Different surgical techniques were associated with different risks of intra-operative stroke. Unadjusted rates of stroke were highest among patients who had on-pump CABG with hypothermic circulatory arrest (5.3 percent) and lowest among those who had off-pump CABG (0.14 percent) and on-pump beating-heart CABG (0 percent). Risk of intra-operative stroke was intermediate for those undergoing on-pump arrested-heart CABG (0.50 percent).
“There are certain risk factors associated with stroke; however, by choosing the proper operative technique, we can lower that risk of stroke and lower the risk of intra-operative stroke to similar rates of PCI,” said Sabik. “Additionally, we learned that the risk of stroke has decreased over this 30-year period, despite the fact that the patients have greater risk factors because they are older.”
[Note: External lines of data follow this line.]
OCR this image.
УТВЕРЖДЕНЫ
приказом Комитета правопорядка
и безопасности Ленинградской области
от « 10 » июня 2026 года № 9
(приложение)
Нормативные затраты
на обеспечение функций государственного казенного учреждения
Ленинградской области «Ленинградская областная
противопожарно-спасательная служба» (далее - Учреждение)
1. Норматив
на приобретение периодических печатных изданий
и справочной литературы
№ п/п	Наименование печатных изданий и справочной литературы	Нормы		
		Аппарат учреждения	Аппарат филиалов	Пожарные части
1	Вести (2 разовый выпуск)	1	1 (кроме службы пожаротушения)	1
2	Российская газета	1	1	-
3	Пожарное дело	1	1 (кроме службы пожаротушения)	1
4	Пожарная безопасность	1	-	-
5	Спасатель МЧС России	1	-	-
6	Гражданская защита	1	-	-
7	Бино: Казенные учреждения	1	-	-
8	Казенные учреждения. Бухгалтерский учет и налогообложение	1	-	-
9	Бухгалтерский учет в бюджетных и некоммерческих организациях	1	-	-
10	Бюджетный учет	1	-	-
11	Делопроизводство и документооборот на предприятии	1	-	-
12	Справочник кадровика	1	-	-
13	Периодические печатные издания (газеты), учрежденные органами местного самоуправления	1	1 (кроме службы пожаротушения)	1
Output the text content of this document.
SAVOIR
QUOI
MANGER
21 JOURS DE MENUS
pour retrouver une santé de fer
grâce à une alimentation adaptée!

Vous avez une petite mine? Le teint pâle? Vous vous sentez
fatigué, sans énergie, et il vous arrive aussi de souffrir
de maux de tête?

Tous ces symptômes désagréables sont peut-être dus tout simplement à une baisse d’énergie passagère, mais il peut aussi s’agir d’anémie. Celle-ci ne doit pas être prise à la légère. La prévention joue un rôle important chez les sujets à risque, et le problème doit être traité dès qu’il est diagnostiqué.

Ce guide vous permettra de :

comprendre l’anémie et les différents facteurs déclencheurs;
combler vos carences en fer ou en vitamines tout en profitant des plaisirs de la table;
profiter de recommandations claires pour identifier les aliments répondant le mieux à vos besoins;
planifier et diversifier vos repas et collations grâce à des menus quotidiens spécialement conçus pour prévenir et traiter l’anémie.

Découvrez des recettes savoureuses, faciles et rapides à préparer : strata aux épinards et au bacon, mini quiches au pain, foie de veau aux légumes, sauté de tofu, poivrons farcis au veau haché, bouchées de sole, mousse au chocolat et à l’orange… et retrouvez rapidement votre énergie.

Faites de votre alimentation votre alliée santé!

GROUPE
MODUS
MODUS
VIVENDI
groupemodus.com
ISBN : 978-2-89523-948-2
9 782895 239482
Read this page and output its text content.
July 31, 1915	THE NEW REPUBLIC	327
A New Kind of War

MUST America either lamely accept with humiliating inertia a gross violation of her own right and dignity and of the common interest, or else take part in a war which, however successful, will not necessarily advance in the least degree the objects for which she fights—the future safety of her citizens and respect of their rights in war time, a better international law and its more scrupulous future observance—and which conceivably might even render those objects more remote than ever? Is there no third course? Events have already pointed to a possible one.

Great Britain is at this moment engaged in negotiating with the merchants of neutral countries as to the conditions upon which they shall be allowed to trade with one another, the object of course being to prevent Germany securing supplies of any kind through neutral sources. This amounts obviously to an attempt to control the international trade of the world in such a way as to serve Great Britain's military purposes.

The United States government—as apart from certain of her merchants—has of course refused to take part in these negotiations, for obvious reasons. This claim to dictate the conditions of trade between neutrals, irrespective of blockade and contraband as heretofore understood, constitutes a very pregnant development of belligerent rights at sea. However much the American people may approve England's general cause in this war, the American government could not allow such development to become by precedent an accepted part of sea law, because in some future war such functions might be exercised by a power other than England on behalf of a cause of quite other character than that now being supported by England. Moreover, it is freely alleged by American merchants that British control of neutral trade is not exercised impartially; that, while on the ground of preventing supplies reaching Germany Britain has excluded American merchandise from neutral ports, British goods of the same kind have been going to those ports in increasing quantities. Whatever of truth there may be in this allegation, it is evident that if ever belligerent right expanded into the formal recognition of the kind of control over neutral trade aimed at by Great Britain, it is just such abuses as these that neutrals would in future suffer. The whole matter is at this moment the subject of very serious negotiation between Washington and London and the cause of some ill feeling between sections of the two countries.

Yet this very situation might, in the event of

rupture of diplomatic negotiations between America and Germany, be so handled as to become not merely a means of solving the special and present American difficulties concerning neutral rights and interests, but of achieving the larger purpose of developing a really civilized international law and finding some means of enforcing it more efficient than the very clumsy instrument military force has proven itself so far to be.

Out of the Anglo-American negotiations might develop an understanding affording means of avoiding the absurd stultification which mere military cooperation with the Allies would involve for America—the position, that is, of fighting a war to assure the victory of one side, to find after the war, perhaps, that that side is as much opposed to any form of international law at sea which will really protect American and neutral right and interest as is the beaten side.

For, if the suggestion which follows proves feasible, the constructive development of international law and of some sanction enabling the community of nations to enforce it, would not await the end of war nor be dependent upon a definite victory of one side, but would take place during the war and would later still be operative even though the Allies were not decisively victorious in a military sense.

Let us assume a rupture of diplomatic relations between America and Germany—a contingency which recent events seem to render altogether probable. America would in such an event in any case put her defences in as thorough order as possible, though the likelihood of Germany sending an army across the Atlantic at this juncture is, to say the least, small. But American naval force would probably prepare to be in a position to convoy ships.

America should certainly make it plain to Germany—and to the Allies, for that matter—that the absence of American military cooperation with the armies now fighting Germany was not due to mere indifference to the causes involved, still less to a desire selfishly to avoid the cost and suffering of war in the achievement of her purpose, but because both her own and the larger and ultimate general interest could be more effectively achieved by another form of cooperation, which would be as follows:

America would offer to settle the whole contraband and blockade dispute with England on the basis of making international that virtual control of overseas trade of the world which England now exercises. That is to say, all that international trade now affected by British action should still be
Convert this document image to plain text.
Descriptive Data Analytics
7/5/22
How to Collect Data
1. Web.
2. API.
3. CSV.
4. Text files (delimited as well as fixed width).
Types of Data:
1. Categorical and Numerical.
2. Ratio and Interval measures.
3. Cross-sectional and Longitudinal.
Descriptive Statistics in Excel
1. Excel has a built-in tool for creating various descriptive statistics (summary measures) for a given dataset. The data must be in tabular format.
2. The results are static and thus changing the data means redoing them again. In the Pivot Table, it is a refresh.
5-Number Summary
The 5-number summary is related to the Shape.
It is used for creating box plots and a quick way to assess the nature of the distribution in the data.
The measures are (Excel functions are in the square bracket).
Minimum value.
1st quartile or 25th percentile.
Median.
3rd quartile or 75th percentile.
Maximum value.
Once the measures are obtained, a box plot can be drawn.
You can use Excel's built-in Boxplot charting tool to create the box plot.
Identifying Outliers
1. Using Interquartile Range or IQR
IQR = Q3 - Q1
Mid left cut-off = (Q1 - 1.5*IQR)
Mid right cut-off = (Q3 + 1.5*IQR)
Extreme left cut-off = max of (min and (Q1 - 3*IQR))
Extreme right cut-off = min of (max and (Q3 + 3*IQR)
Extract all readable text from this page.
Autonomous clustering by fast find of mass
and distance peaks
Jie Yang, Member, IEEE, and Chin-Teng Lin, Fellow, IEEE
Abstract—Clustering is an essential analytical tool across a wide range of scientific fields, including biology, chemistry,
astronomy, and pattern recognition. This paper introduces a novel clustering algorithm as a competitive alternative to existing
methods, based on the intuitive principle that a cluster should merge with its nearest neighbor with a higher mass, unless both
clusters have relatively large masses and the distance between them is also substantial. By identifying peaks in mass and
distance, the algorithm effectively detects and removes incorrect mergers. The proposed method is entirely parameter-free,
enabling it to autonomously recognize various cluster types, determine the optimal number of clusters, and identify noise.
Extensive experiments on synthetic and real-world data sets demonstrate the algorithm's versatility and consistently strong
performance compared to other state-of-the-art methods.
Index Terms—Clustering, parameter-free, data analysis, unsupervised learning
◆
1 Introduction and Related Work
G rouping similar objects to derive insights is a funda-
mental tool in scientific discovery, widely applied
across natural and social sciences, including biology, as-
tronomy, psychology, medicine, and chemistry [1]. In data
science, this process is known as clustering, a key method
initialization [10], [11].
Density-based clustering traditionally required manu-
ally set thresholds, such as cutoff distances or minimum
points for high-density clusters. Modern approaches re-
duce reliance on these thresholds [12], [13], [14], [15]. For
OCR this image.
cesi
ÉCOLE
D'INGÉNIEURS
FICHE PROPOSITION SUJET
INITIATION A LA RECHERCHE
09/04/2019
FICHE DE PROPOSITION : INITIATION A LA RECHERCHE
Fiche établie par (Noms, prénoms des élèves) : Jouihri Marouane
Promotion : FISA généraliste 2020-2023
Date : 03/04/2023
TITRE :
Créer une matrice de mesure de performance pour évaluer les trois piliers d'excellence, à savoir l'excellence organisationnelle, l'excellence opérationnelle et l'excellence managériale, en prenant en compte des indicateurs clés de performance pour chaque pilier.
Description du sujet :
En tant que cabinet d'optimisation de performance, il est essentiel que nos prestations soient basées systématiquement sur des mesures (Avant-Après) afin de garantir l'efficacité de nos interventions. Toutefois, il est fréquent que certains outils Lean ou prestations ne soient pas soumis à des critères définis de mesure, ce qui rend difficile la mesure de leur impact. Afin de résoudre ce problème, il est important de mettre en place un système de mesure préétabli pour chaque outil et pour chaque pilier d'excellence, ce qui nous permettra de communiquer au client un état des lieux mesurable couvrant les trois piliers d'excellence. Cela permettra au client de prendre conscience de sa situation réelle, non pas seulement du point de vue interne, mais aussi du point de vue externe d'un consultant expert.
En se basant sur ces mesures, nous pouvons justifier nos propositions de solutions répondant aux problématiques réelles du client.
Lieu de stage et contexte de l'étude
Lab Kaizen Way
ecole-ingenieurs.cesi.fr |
Patients who experienced a stroke had substantially worse hospital outcomes, even after adjustment for pre-operative factors: 19 percent mortality versus 3.7 percent; 44 percent prolonged ventilation versus 15 percent; and 13 percent renal failure versus 4.3 percent. They also experienced substantially longer intensive care unit and postoperative lengths of stay.
The authors hypothesized that the reason the occurrence of stroke among patients undergoing CABG has decreased over the last three decades despite an increasing patient risk profile may be the result of improving preoperative assessment, intra-operative anesthetic and surgical techniques, as well as postoperative care.
“Importantly, we can lower the risk of stroke by choosing the right procedure for the right patient,” Sabik said. “For instance, if we have an elderly patient who has extensive atherosclerosis or previous stroke, this patient would clearly benefit from an off-pump procedure. Conversely, for a younger patient without many risk factors, who is undergoing a complex arterial revascularization, this operator can just as easily utilize on-pump without increasing the stroke risk.
“We no longer have one method of undertaking CABG, but we have several ways, which need to be chosen according to what is best for the specific patient’s profile,” Sabik noted. “If we individualize treatment, stroke doesn’t have to be a trade-off between CABG and PCI.”
"Further studies are needed to develop better strategies to minimize the occurrence of stroke among patients undergoing CABG," Tarakji and colleagues concluded.